(CRP/Syfia) Souvent victimes de différentes violences, bon nombre de femmes ne savent pas ce que dit la loi. Un débat communautaire a été organisé à ce sujet au Centre de Ressources pour la Presse de Brazzaville.
"Les violences à l’égard de la femme, que dit la loi ?" Tel a été le thème débattu le 19 avril dernier au Centre de Ressources pour la Presse (CRP) entre journalistes, associations et citoyennes. Ce débat était en quelque sorte un prélude au lancement du projet "Journalistes, associations et autorités locales contribuent à un meilleur respect des droits des femmes rurales pour lutter contre la pauvreté ", financé par l’Union européenne et piloté par le CRP, en partenariat avec Syfia International.
Prenant la parole au cours de ce débat communautaire animé par Gaston Elbi Enkari, secrétaire général du CRP et coordonnateur du projet, assisté par Jean Thibaut Ngoyi et Annette Kouamba Matondo, le secrétaire permanent du Comptoir juridique junior (CJJ), Lilian Barros, a fait savoir qu’il existe plusieurs catégories de violences faites à la femme : violences physiques, sexuelles, domestiques, morales, économiques, etc. Pour le secrétaire permanent du CJJ, les violences sexuelles se manifestent notamment dans la société par le harcèlement en milieu scolaire. Le CJJ et "Dynamique pluriel", une association féminine de Brazzaville, au cours d’un projet que ces deux OSC ont piloté entre 2012 et 2013 grâce à un financement du Programme concerté pluri-acteurs (PCPA Congo), ont relevé que sur environ 800 élèves filles de trois lycées congolais (Brazzaville : lycées Savorgnan De Brazza et Thomas Sankara ; Pointe-Noire : lycée Poaty Bernard), près de 450 (plus de la moitié d’entre elles !), étaient harcelées sexuellement par leurs enseignants.
10 à 30 ans de prison
Au CRP, au cours du débat communautaire, Lilian Barros a également relevé que toutes ces violences sont punies selon le Code pénal. Par exemple, ses articles 332 et 333 sanctionnent le viol d’une peine de 10 à 30 ans de prison et d’une amende allant jusqu'à 1 million de Fcfa (1 500 €). Le secrétaire permanent du CJJ a ajouté que sa structure forme des femmes para-juristes victimes de violences et de toutes sortes d’abus, quelque soit leur niveau d’instruction. Citant, à titre d’exemple, le cas de l’une d’entre elles originaire de Ouesso (département de la Sangha, au nord du Congo) : "Elle a fait comprendre à son mari que s’il la battait à nouveau, il serait poursuivi en justice. Aujourd’hui, ce dernier, conscient des conséquences, n’a plus le même comportement."

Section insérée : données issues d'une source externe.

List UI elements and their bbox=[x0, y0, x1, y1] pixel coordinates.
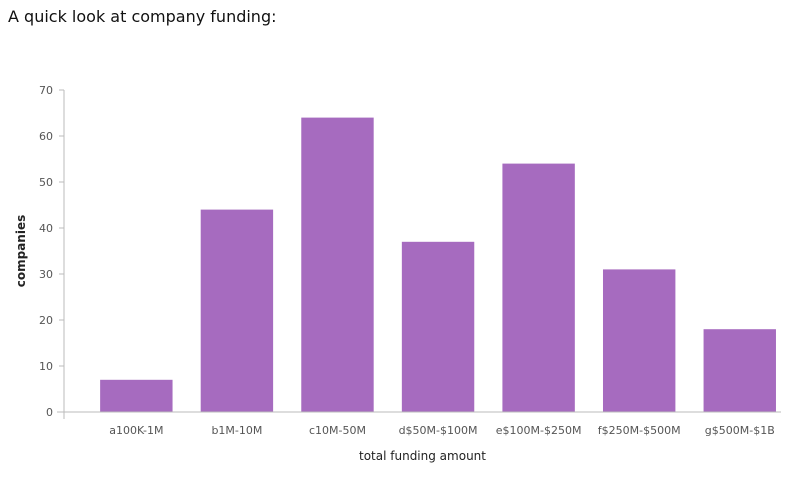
bar-5 bbox=[602, 269, 676, 412]
x-axis-tick-labels: a100K-1M b1M-10M c10M-50M d$50M-$100M e$100M… bbox=[109, 424, 775, 437]
bar-2 bbox=[301, 117, 374, 412]
bar-3 bbox=[401, 241, 475, 412]
bar-1 bbox=[200, 209, 274, 412]
page-title: A quick look at company funding: bbox=[8, 7, 277, 26]
bar-0 bbox=[100, 379, 173, 412]
x-tick-label: c10M-50M bbox=[309, 424, 366, 437]
x-tick-label: a100K-1M bbox=[109, 424, 163, 437]
x-tick-label: b1M-10M bbox=[211, 424, 262, 437]
y-tick-label: 30 bbox=[39, 268, 53, 281]
y-axis-ticks: 0 10 20 30 40 50 60 70 bbox=[39, 84, 64, 419]
y-tick-label: 40 bbox=[39, 222, 53, 235]
bar-4 bbox=[502, 163, 575, 412]
x-tick-label: f$250M-$500M bbox=[598, 424, 681, 437]
y-tick-label: 10 bbox=[39, 360, 53, 373]
y-tick-label: 70 bbox=[39, 84, 53, 97]
y-tick-label: 0 bbox=[46, 406, 53, 419]
bar-6 bbox=[703, 329, 776, 412]
x-tick-label: g$500M-$1B bbox=[705, 424, 775, 437]
y-tick-label: 50 bbox=[39, 176, 53, 189]
y-tick-label: 20 bbox=[39, 314, 53, 327]
y-tick-label: 60 bbox=[39, 130, 53, 143]
bars bbox=[100, 117, 776, 412]
x-tick-label: d$50M-$100M bbox=[399, 424, 478, 437]
x-axis-title: total funding amount bbox=[359, 449, 486, 463]
y-axis-title: companies bbox=[14, 215, 28, 288]
x-tick-label: e$100M-$250M bbox=[496, 424, 582, 437]
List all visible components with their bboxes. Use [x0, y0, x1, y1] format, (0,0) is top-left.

De son coté, Joëlle Emmanuelle Akouélé, présidente de la Coopérative des femmes handicapées du Congo, a expliqué que les personnes qu’elle défend sont, au quotidien, stigmatisées. Des discriminations qui l’ont poussée à créer son association. Pour sa part, intervenant dans ce même débat sur la question de savoir si le viol est reconnu dans le couple, la secrétaire générale adjointe du Mouvement des mères pour la paix, la solidarité et le développement, Angélique Ntinou, a affirmé que "selon notre tradition, la femme n’a pas de droits sur son corps. Celui-ci appartient à son mari. Le viol n’existe donc pas…" Lilian Barros est alors à nouveau intervenu pour rappeler que la loi ne dit pas la même chose. "Tous les citoyens sont égaux devant la loi (…) La femme a les mêmes droits que l’homme (…)", citant l’article 8 de la Constitution de 2002.
"Combat commun"
Ce qui a fait réagir la présidente de la Communauté nationale des droits des femmes, Germaine Nguenoni Onanga : "Nous devons travailler ensemble, car nous menons un combat commun pour le respect des droits humains, l’autonomisation des femmes et des peuples autochtones, afin que ces derniers puissent s’intégrer dans la société." Une lutte que partage le président du Réseau national des populations autochtones du Congo, Etienne Tang-Tang. Celui-ci a déploré le manque de textes d’application sur la loi du 25 février 2011, portant promotion et protection des droits des populations autochtones. Il a, lui aussi, insisté sur le sort de ces femmes, parfois violées par des Bantous ou d’autres autochtones.